Valuation measures show Treasuries are at the most expensive level in six weeks. The term premium, a model created by economists at the Fed, reached negative 0.67 percent, the most expensive since March 7. It closed at negative 0.64 percent. A negative reading indicates investors are willing to accept yields below what’s considered fair value.
“The bond market’s overpriced,” Daniel Fuss, vice chairman of Loomis Sayles & Co., said in a Bloomberg Television interview on “Surveillance Midday” with Tom Keene. “Treasuries are priced higher than a kite. We’ll stay overpriced as long as our central bank and the banks offshore want it to be.”
The Fed purchased $1.668 billion of Treasuries due from August 2022 to February 2031 today as part of a plan to replace $400 billion of shorter-term debt in its holdings with longer maturities to keep borrowing costs down and boost the economy, according to the New York Fed’s website.
Bank of America Merrill Lynch’s MOVE index, which measures Treasury price swings based on options, dropped to 72.2 basis points, below this year’s average of 79 basis points. It reached 93.3 basis points on March 20, the highest level this year.
Trading volume was below average today, with about $205 billion of Treasuries changing hands through ICAP Plc, the world’s largest interdealer broker as of 5:01 p.m. in New York. Volume reached $439 billion on March 14, the highest since August. The average in 2012 is $252 billion.
Treasuries have fluctuated between gains and losses each day this week. They rose yesterday as concern about Europe’s debt crisis boosted demand for the safest assets.

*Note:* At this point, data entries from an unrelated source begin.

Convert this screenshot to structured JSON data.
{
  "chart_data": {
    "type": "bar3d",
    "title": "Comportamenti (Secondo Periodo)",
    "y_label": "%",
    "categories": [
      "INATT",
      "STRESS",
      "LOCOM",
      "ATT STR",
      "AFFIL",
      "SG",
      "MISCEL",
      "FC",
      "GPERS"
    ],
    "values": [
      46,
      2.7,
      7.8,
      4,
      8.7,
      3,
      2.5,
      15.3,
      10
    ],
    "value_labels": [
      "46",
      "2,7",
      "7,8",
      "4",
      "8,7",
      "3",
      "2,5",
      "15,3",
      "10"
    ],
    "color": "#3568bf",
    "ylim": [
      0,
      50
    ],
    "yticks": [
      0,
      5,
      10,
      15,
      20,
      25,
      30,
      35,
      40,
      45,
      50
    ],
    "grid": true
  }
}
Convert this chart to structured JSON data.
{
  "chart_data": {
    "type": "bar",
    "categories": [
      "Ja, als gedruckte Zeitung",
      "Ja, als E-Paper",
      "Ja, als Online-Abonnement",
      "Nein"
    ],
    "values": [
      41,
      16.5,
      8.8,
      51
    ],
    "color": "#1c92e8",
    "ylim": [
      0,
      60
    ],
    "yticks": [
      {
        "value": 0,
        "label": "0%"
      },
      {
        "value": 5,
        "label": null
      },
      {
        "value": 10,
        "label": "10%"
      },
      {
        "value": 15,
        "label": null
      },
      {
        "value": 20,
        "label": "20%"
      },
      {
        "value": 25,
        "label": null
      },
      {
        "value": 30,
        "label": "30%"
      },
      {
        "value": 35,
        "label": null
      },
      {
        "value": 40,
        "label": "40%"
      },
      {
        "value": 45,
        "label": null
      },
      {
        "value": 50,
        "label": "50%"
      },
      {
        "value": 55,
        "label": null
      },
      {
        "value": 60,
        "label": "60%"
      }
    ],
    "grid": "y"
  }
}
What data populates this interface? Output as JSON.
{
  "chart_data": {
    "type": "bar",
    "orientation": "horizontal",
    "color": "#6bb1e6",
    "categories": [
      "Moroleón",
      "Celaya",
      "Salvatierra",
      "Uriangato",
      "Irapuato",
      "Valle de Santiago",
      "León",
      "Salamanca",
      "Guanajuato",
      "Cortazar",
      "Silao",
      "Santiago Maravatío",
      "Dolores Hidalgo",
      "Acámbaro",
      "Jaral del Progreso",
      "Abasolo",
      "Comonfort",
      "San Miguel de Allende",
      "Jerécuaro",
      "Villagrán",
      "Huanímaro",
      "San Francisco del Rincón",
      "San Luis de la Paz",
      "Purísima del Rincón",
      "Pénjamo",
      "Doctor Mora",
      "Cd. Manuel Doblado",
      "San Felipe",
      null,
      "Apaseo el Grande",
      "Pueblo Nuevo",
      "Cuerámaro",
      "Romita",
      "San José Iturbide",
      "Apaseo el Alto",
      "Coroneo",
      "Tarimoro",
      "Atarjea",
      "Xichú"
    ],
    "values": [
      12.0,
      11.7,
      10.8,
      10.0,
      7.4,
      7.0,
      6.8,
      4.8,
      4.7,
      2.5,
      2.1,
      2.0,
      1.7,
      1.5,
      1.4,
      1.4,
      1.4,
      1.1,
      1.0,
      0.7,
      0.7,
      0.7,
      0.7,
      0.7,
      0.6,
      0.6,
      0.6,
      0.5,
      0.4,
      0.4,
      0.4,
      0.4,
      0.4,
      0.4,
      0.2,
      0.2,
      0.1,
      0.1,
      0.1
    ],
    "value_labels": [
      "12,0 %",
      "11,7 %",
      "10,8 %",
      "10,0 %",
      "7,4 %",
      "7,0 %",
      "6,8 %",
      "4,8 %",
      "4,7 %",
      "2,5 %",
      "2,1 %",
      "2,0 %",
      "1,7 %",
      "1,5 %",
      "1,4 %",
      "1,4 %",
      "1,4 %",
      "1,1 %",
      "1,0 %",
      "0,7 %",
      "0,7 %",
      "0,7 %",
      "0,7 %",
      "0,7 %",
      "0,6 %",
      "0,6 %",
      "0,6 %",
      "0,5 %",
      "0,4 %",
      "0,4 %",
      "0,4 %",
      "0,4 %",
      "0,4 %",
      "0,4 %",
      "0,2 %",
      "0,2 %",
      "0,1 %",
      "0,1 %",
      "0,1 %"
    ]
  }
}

“The market is once again reminded of the broader credit and fiscal concerns facing Europe,” said Ian Lyngen, a government-bond strategist at CRT Capital Group LLC in Stamford, Connecticut.
Spain auctioned 2.54 billion euros of two- and 10-year debt, compared with a maximum target of 2.5 billion euros ($3.34 billion). The nation sold its 10-year benchmark bonds at an average yield of 5.743 percent, compared with 5.403 percent when it last sold them in January.
France sold 2.7 billion euros of benchmark five-year debt at an average yield of 1.83 percent, up from 1.78 percent on March 15. It also sold notes due in September 2014 and April 2015 and index-linked securities.
The bonds sales came amid Spanish Prime Minister Mariano Rajoy’s struggle to meet deficit targets and as the French presidential elections have driven up yields in the euro area.
Jobless claims rose last week to 386,000, a Labor Department report showed. The median forecast of 47 economists in a Bloomberg News survey was for a drop in jobless claims to 370,000 in the week ending April 14 from a revised 388,000 the previous week.
Sales of previously owned U.S. homes in March unexpectedly fell for the third time in the last four months, with purchases dropping 2.6 percent to a 4.48 million annual rate from 4.6 million in February, the National Association of Realtors reported in Washington. The median forecast of economists in a Bloomberg News survey called for an increase to 4.61 million. In January, sales at a 4.63 million rate were the strongest since May 2010.
Home starts slowed to a five-month low in March, the Commerce Department said April 17.
“Europe is scaring a lot of people again,” said Charles Comiskey, head of Treasury trading at primary dealer Bank of Nova Scotia in New York. “Things seem to be deteriorating and that brings nervousness into the U.S. Treasury market. You are getting weaker data in the U.S.”